Ô esclave, que penses-tu quand tu comparais au tribunal ? Ô puissante et cruelle accusation de l'ennemi ! Ô douleur et confusion ! Ô horreur et ténèbres ! Ô éternité des châtiments ! Ô incendies dévorants ! Que notre méditation examine ce que nous fûmes d'abord.

Ô homme, pourquoi ne te hâtes-tu point d'obtenir le séjour de l'immuable félicité, le séjour d'où la terreur est bannie, où règne l'éternelle allégresse, où se trouvent les saints dans une félicité parfaite et dans la vision de Dieu. Que notre méditation examine ce que nous fûmes d'abord.

Ô homme, puisque tu n'es que terre et que boue infecte, pourquoi t'élèves-tu ? Vois ce que tu es, ce que tu seras. Aujourd'hui fleur, et demain cendre.

L'âme, en croissant, ou plutôt en décroissant, l'entraîne vers le néant. Pareille à l'ombre qui décline, la vie s'élève, se hâte et s'éteint derrière le trépas.

Homme, ton nom vient d'humus ; tu passes vite parce que tu ressembles à la fumée. Jamais tu ne gardes le même état dans le mouvement de la vie qui coule et l'entraîne.
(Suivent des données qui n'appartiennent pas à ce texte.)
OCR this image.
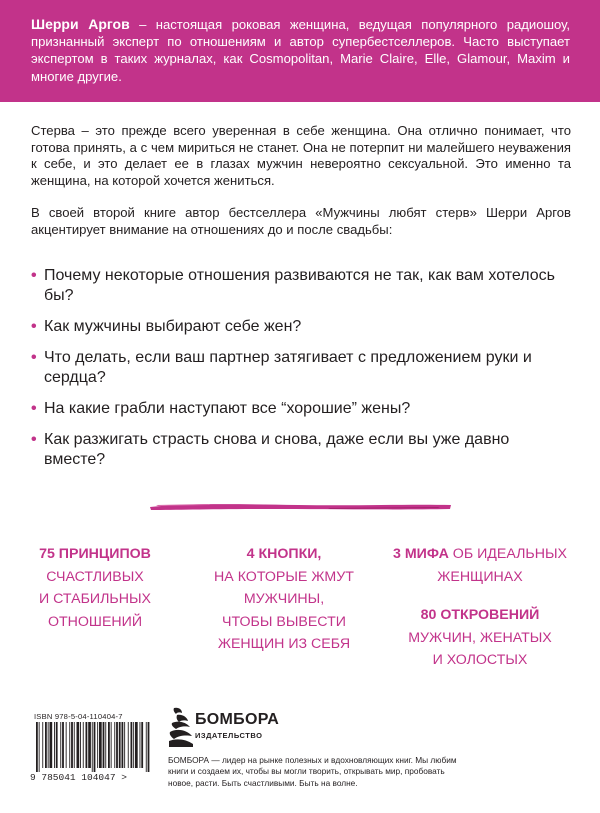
Шерри Аргов – настоящая роковая женщина, ведущая популярного радиошоу, признанный эксперт по отношениям и автор супербестселлеров. Часто выступает экспертом в таких журналах, как Cosmopolitan, Marie Claire, Elle, Glamour, Maxim и многие другие.

Стерва – это прежде всего уверенная в себе женщина. Она отлично понимает, что готова принять, а с чем мириться не станет. Она не потерпит ни малейшего неуважения к себе, и это делает ее в глазах мужчин невероятно сексуальной. Это именно та женщина, на которой хочется жениться.

В своей второй книге автор бестселлера «Мужчины любят стерв» Шерри Аргов акцентирует внимание на отношениях до и после свадьбы:

• Почему некоторые отношения развиваются не так, как вам хотелось бы?
• Как мужчины выбирают себе жен?
• Что делать, если ваш партнер затягивает с предложением руки и сердца?
• На какие грабли наступают все “хорошие” жены?
• Как разжигать страсть снова и снова, даже если вы уже давно вместе?
75 ПРИНЦИПОВ
СЧАСТЛИВЫХ
И СТАБИЛЬНЫХ
ОТНОШЕНИЙ
4 КНОПКИ,
НА КОТОРЫЕ ЖМУТ
МУЖЧИНЫ,
ЧТОБЫ ВЫВЕСТИ
ЖЕНЩИН ИЗ СЕБЯ
3 МИФА ОБ ИДЕАЛЬНЫХ
ЖЕНЩИНАХ
80 ОТКРОВЕНИЙ
МУЖЧИН, ЖЕНАТЫХ
И ХОЛОСТЫХ
ISBN 978-5-04-110404-7
9 785041 104047 >
БОМБОРА
ИЗДАТЕЛЬСТВО
БОМБОРА — лидер на рынке полезных и вдохновляющих книг. Мы любим книги и создаем их, чтобы вы могли творить, открывать мир, пробовать новое, расти. Быть счастливыми. Быть на волне.
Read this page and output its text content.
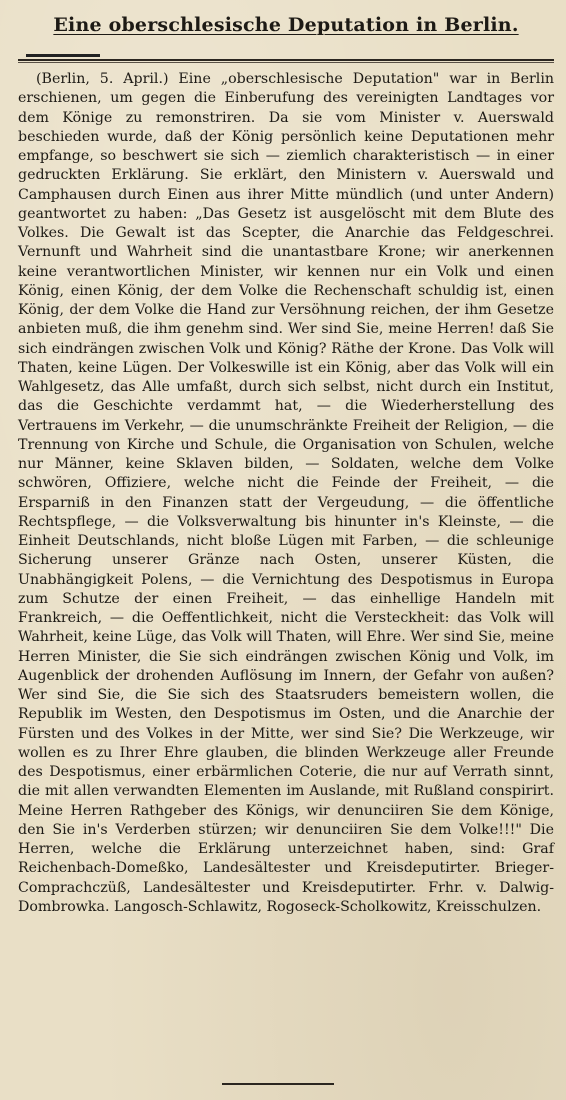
Eine oberschlesische Deputation in Berlin.

(Berlin, 5. April.) Eine „oberschlesische Deputation" war in Berlin erschienen, um gegen die Einberufung des vereinigten Landtages vor dem Könige zu remonstriren. Da sie vom Minister v. Auerswald beschieden wurde, daß der König persönlich keine Deputationen mehr empfange, so beschwert sie sich — ziemlich charakteristisch — in einer gedruckten Erklärung. Sie erklärt, den Ministern v. Auerswald und Camphausen durch Einen aus ihrer Mitte mündlich (und unter Andern) geantwortet zu haben: „Das Gesetz ist ausgelöscht mit dem Blute des Volkes. Die Gewalt ist das Scepter, die Anarchie das Feldgeschrei. Vernunft und Wahrheit sind die unantastbare Krone; wir anerkennen keine verantwortlichen Minister, wir kennen nur ein Volk und einen König, einen König, der dem Volke die Rechenschaft schuldig ist, einen König, der dem Volke die Hand zur Versöhnung reichen, der ihm Gesetze anbieten muß, die ihm genehm sind. Wer sind Sie, meine Herren! daß Sie sich eindrängen zwischen Volk und König? Räthe der Krone. Das Volk will Thaten, keine Lügen. Der Volkeswille ist ein König, aber das Volk will ein Wahlgesetz, das Alle umfaßt, durch sich selbst, nicht durch ein Institut, das die Geschichte verdammt hat, — die Wiederherstellung des Vertrauens im Verkehr, — die unumschränkte Freiheit der Religion, — die Trennung von Kirche und Schule, die Organisation von Schulen, welche nur Männer, keine Sklaven bilden, — Soldaten, welche dem Volke schwören, Offiziere, welche nicht die Feinde der Freiheit, — die Ersparniß in den Finanzen statt der Vergeudung, — die öffentliche Rechtspflege, — die Volksverwaltung bis hinunter in's Kleinste, — die Einheit Deutschlands, nicht bloße Lügen mit Farben, — die schleunige Sicherung unserer Gränze nach Osten, unserer Küsten, die Unabhängigkeit Polens, — die Vernichtung des Despotismus in Europa zum Schutze der einen Freiheit, — das einhellige Handeln mit Frankreich, — die Oeffentlichkeit, nicht die Versteckheit: das Volk will Wahrheit, keine Lüge, das Volk will Thaten, will Ehre. Wer sind Sie, meine Herren Minister, die Sie sich eindrängen zwischen König und Volk, im Augenblick der drohenden Auflösung im Innern, der Gefahr von außen? Wer sind Sie, die Sie sich des Staatsruders bemeistern wollen, die Republik im Westen, den Despotismus im Osten, und die Anarchie der Fürsten und des Volkes in der Mitte, wer sind Sie? Die Werkzeuge, wir wollen es zu Ihrer Ehre glauben, die blinden Werkzeuge aller Freunde des Despotismus, einer erbärmlichen Coterie, die nur auf Verrath sinnt, die mit allen verwandten Elementen im Auslande, mit Rußland conspirirt. Meine Herren Rathgeber des Königs, wir denunciiren Sie dem Könige, den Sie in's Verderben stürzen; wir denunciiren Sie dem Volke!!!" Die Herren, welche die Erklärung unterzeichnet haben, sind: Graf Reichenbach-Domeßko, Landesältester und Kreisdeputirter. Brieger-Comprachczüß, Landesältester und Kreisdeputirter. Frhr. v. Dalwig-Dombrowka. Langosch-Schlawitz, Rogoseck-Scholkowitz, Kreisschulzen.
Ô triste sort ! Ô dure destinée ! Ô loi cruelle, que la nature a portée sur de pauvres malheureux ! Naissant dans le chagrin, tu traînes, ô homme, la vie avec fatigue, et tu meurs dans la crainte.

Aussi, puisque tu connais ta condition, pourquoi poursuis-tu les voluptés charnelles ? Souviens-toi que tu mourras et que, après ton trépas, tu récolteras ce que tu auras semé.

Tu foules la terre, tu portes la terre, et tu retourneras au sein de la terre, dont tu as été tiré. Regarde ce que tu es et ce que tu seras ; fleur aujourd'hui, demain tu seras cendre et poussière.